# fast_eval call for test cases

I've mentioned that I'm rewriting fast_eval/fast_float. (For those who aren't aware, the current fast_float gives a way to take an arbitrary Sage calculus expression or polynomial, and transform it so that you can very quickly substitute floating-point values for the variables and then evaluate the expression.) The plan is to add evaluation over more types (not just hardware floating point), evaluate common subexpressions only once, and allow conditional expressions; I'll also be speeding up the existing floating-point code.

I need to make some decisions on how the new interpreters should work. I'd like to do this based on benchmarking a large test suite, but I don't have a large test suite

My current thoughts are to include at least the following evaluation domains: RDF, CDF, RealField(n), RealIntervalField(n), ZZ, QQ, ComplexField(n), Integers(n).

So if you have any expressions that you would like to evaluate quickly over these domains, please add them to this page. Doing so will increase the chances that your class of problem will be well-handled by the new fast_eval framework. (Other discussion, like suggestions for additional evaluation domains, should probably take place on the sage-devel mailing list.)

Please include:

- An actual expression you would like to evaluate quickly. This could be in the form of a short Sage script that creates the expression, or you could just save the expression as an sobj (using the "save" function; type "save?" at the Sage prompt for details).

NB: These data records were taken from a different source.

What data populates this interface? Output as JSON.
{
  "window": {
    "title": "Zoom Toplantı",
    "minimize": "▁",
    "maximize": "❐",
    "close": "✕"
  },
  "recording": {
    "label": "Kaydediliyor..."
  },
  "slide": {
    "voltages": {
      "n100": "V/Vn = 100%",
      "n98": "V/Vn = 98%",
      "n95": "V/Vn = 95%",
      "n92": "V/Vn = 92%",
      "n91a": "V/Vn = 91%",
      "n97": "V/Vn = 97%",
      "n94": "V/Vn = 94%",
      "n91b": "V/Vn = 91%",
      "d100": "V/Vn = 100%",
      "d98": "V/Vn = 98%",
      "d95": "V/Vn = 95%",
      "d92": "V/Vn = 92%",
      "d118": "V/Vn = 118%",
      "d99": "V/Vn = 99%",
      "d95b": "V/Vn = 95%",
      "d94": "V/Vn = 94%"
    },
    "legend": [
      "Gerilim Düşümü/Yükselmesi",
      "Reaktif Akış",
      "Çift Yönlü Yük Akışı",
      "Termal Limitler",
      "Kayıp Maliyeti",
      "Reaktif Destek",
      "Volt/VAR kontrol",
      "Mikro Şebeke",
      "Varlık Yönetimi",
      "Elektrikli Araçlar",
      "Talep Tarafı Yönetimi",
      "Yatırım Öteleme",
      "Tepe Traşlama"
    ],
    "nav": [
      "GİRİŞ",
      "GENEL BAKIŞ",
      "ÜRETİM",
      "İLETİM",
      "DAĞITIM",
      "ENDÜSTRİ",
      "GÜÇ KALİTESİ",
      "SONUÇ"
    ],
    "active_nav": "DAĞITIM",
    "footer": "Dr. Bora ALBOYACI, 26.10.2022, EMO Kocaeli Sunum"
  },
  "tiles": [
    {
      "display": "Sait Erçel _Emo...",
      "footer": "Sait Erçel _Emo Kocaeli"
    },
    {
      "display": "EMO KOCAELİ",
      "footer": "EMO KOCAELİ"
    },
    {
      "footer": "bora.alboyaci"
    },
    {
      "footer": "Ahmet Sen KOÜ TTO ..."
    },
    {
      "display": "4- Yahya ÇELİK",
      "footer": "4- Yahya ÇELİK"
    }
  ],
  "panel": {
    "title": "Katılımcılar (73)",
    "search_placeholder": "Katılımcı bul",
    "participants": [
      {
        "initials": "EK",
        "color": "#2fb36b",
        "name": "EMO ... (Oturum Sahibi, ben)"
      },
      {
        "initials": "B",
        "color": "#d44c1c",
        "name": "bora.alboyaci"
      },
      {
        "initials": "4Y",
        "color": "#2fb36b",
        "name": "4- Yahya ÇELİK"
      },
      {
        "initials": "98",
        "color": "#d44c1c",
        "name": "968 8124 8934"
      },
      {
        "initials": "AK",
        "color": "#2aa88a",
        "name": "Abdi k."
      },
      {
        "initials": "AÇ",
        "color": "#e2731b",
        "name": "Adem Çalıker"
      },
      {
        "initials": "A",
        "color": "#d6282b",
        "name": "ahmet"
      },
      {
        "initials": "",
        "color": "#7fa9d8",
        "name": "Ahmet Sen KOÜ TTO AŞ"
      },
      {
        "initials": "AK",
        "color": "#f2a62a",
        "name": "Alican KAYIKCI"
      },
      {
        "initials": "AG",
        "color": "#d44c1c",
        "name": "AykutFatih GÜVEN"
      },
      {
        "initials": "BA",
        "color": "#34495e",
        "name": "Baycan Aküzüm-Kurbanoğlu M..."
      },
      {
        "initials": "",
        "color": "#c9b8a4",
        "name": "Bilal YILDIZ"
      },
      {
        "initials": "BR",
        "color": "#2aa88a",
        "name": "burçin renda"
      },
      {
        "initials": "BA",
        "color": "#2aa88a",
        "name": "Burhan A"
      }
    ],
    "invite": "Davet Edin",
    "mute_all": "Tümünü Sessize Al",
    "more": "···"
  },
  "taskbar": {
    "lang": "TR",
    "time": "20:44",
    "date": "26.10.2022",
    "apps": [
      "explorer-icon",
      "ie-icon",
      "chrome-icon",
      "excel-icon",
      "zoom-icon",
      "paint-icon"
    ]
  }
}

Since Sage currently does not support conditional expressions, if your example involves conditionals, just give a short Python function that evaluates your expression.
- Some information about the class of expressions this is a representative of. (For example, if your expression is a polynomial, is this the only polynomial you are interested in? If not, do the other polynomials have similar degree, coefficient sizes, sparsity, etc.?)
- How many times you would evaluate this expression.
- Information about the evaluation points: Are the evaluation points all known at the beginning of the evaluation process? If not, how many evaluation points are known at each stage of the process? Are they evenly spaced, or otherwise patterned? Do they form a grid in n dimensions? (For example: for plotting, all of the evaluation points are known at the beginning. For bisection-based root finding, at the beginning you know three evaluation points -- left, middle, right -- but each subsequent evaluation point depends on the result of previous evaluations.)
The domain(s) you want to evaluate this expression over. Are the domains known at the beginning of the evaluation process? (Usually you only want to evaluate over one domain, which is known at the beginning of the evaluation process. But you might want to start by evaluating over RealIntervalField(64) and then move up to RealIntervalField(128) if your answers aren't precise enough. Or for a multimodular algorithm, you might want to evaluate over GF(p) for 100 different primes p.)

- Especially for inexact (floating-point) evaluation domains: What sort of intermediate precision do you need? Is it OK to evaluate using single-precision floating point? Is it OK to be even a little less precise than that? Do you care about the behavior of trigonometric functions on very large inputs? Do you care about preserving the exact underflow/overflow behavior of RDF, or would it be OK to sometimes get a (correct) finite answer when RDF would overflow to infinity? Is it OK to apply the associative and distributive laws to your expression to get an expression that's equivalent if evaluated at infinite precision, but may give very different results at finite precision? Do you need the evaluation results to be the same from one computer to the next? Do you need the evaluation result to be the same from one run to the next?

(Note that I will definitely provide an accurate interpreter that is basically equivalent to RDF; the point of question 6 is to decide whether I should also provide faster, less accurate interpreters.)

## test case: plotting Taylor expansions for educational purposes

1.

sage: [sin(x).taylor(x, 0, n) for n in range(1, 20, 2)] [x, x - x^3/6, x - x^3/6 + x^5/120, x - x^3/6 + x^5/120 - x^7/5040, x - x^3/6 + x^5/120 - x^7/5040 + x^9/362880, x - x^3/6 + x^5/120 - x^7/5040 + x^9/362880 - x^11/39916800, x - x^3/6 + x^5/120 - x^7/5040 + x^9/362880 - x^11/39916800 + x^13/6227020800, x - x^3/6 + x^5/120 - x^7/5040 + x^9/362880 - x^11/39916800 + x^13/6227020800 - x^15/1307674368000, x - x^3/6 + x^5/120 - x^7/5040 + x^9/362880 - x^11/39916800 + x^13/6227020800 - x^15/1307674368000 + x^17/355687428096000, x - x^3/6 + x^5/120 - x^7/5040 + x^9/362880 - x^11/39916800 + x^13/6227020800 - x^15/1307674368000 + x^17/355687428096000 - x^19/121645100408832000]

2. Other examples would be similar, except that many interesting examples would be totally dense instead of 50% dense.

3. Each expression would be evaluated about 1000 times.

4. Evaluation points would be evenly spaced between -1 and 5.

5. Evaluation should take place using hardware floating point.

6. Slightly-inaccurate single-precision floating point is fine. Any applications of associativity or distributivity are fine.